The 15-day measurement is made in order to adjust the estimate of the absolute magnitude of the supernova. It is believed that there is a correlation between the absolute magnitude of the supernova and the decay time of the light curve. There are several methods which are used to make this correction. The first is to estimate dM/dm(15) (the ratio of maximum brightness to the change in brightness over 15 days) for supernovae which have an independent distance measurement, and apply that correction to other data points. The second is to use multi-color light curve shapes (MLCS) to fit the light curves. The third is to apply a "stretch" factor to adjust for the decay times of the light curves. The author of this paper is skeptical of the way these adjustments have been done. He argues that any supernova that was only detected after the period of maximum brightness should be excluded from the analysis, because otherwise you have to use the same brightness-decay time relationship to extrapolated backwards, and this artificially reduces the scatter in the results. He also shows that the "stretch" factor method, used by the SCP, gives systematically different results from the other approaches.

The author of this paper criticizes the supernova teams for neglecting the effects of extinction within the galaxy which hosts the supernova. Both teams claim the extinction is negligible. The author believes this may not be valid because 1) the majority of supernovae take place in spiral galaxies, which have more extinction than ellipticals, and 2) star forming systems are more common as one looks backwards to z=1, so one would expect more extinction in galaxies hosting high-redshift supernovae. The HZT group give their estimates of extinction, which the author shows to be 0.22 magnitudes less than found by other methods.

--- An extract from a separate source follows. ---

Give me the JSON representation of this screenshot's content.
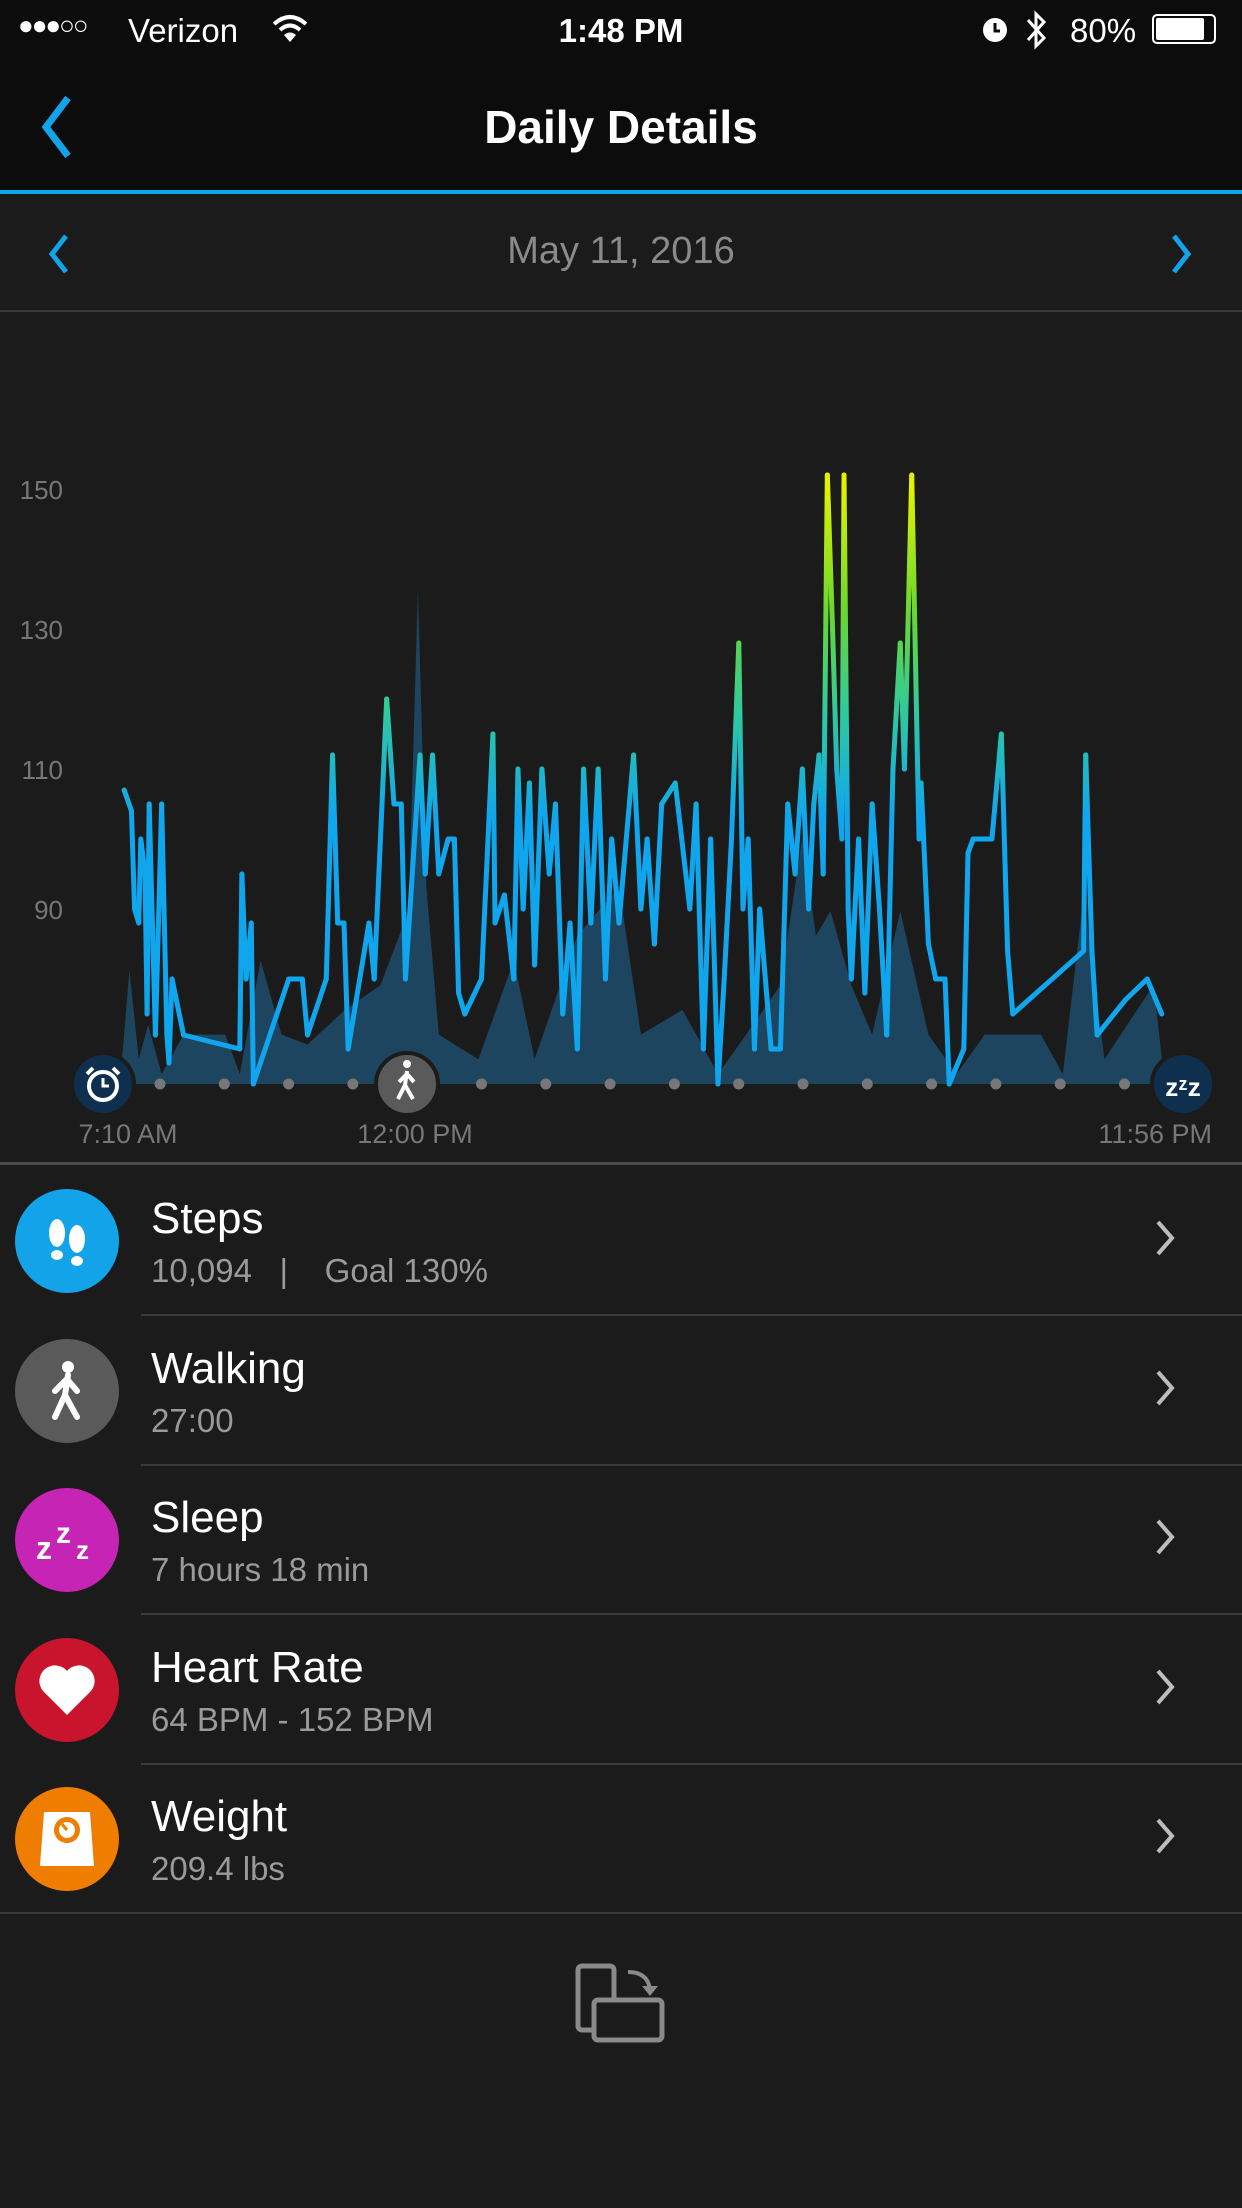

Finally the author choses his own sample of supernova data, applies what he believes to be more consistent corrections for decay time and extinction, and finds that the significance of the dimming of distant supernova (which is the evidence for a positive cosmological constant) is less significant than other people have found. Making a plot of the Hubble diagram, including gravitational lensing and S-Z clusters, he finds a best-fit value of Omega_M = 0.81 +/- 0.12. His analysis does not rule out a cosmological constant, but he concludes that the evidence for it is relatively weak. He argues that since there is more motivation for an Omega_M = 1 universe, we should not be so quick to rule it out.